Dalam demokrasi Indonesia tidak hanya faktor Politik yang perlu
ditegakkan, tetapi juga faktor kesejahteraan bagi orang banyak
sebagaimana dikehendaki sila kelima Pancasila. Jadi demokrasi Indonesia
bukan hanya demokrasi politik, tetapi juga demokrasi ekonomi dan
demokrasi sosial. Bahkan sesuai dengan Tujuan Bangsa dapat dikatakan
bahwa demokrasi Indonesia adalah demokrasi kesejahteraan dan
kebahagiaan dan bukan demokrasi kekuasaan seperti di Barat. Hal itu
kemudian berakibat bahwa pembentukan partai-partai politik mengarah
pada perwujudan kehidupan sejahtera bangsa (lihat makalah sebelumnya :
Pancasila dan Partai Politik).
Karena demokrasi Indonesia adalah demokrasi kesejahteraan, maka
wahana pelaksanaan demokrasi Indonesia tidak hanya partai politik.
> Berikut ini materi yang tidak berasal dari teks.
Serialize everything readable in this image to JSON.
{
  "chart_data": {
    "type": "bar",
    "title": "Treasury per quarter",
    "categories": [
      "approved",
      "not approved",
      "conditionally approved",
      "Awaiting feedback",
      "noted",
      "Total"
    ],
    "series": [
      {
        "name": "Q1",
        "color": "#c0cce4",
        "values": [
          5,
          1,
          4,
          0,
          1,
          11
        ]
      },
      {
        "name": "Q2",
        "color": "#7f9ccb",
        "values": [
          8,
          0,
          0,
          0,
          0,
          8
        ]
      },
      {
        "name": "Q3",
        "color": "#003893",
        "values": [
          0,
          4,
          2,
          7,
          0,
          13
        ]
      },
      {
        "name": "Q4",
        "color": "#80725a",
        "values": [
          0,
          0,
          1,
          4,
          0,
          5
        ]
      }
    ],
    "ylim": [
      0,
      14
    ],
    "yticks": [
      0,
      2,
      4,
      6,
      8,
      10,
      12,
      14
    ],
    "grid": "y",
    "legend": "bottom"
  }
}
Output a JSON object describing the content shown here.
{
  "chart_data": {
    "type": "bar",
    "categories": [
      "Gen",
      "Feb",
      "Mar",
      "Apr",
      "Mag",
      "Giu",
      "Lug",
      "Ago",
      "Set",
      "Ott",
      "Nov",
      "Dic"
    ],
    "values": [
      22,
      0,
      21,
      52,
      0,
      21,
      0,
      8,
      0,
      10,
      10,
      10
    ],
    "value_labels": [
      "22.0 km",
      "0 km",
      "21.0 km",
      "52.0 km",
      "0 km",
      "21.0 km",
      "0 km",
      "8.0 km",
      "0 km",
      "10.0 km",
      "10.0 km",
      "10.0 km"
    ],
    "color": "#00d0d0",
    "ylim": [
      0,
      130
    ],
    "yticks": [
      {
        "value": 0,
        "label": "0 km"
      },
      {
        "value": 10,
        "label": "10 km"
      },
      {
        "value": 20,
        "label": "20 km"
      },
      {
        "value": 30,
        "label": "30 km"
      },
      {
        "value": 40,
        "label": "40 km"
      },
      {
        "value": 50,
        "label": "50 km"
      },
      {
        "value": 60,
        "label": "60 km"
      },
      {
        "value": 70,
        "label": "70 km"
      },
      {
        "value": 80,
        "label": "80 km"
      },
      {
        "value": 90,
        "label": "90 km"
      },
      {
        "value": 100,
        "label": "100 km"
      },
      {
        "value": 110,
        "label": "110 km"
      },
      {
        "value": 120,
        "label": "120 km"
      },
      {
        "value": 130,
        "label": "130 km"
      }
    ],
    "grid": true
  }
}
Banyak anggota masyarakat mengutamakan perannya dalam masyarakat
sebagai karyawan atau menjalankan fungsi masyarakat tertentu untuk
membangun kesejahteraan, bukan sebagai politikus. Mereka tidak
berminat turut serta dalam partai politik. Karena kepentingan bangsa juga
meliputi mereka, maka selayaknya mereka ikut pula dalam proses
demokrasi, termasuk demokrasi politik. Oleh sebab itu di samping peran
partai politik ada peran Golongan Fungsional atau Golongan Karya
(Golkar).
Demikian pula Indonesia adalah satu negara yang luas wilayahnya
dan terbagi dalam banyak Daerah yang semuanya termasuk dalam
Keluarga Bangsa Indonesia. Oleh sebab itu di samping peran partai politik
dan golkar, harus diperhatikan juga partisipasi Daerah dalam mengatur dan
mengurus bangsa Indonesia sebagai satu Keluarga. Karena itu ada Utusan
Daerah yang mewakili daerahnya masing-masing dalam menentukan
jalannya Bahtera Indonesia.
Sebagaimana prinsip Perbedaan dalam Kesatuan, Kesatuan dalam
Perbedaan menjamin setiap bagian untuk mengejar yang terbaik, maka
Daerah yang banyak jumlahnya dan aneka ragam sifatnya perlu
memperoleh kesempatan mengurus dirinya sesuai pandangannya, tetapi
tanpa mengabaikan kepentingan seluruh bangsa dan NKRI. Otonomi
Daerah harus menjadi bagian penting dari demokrasi Indonesia dan
mempunyai peran luas bagi pencapaian Tujuan Bangsa.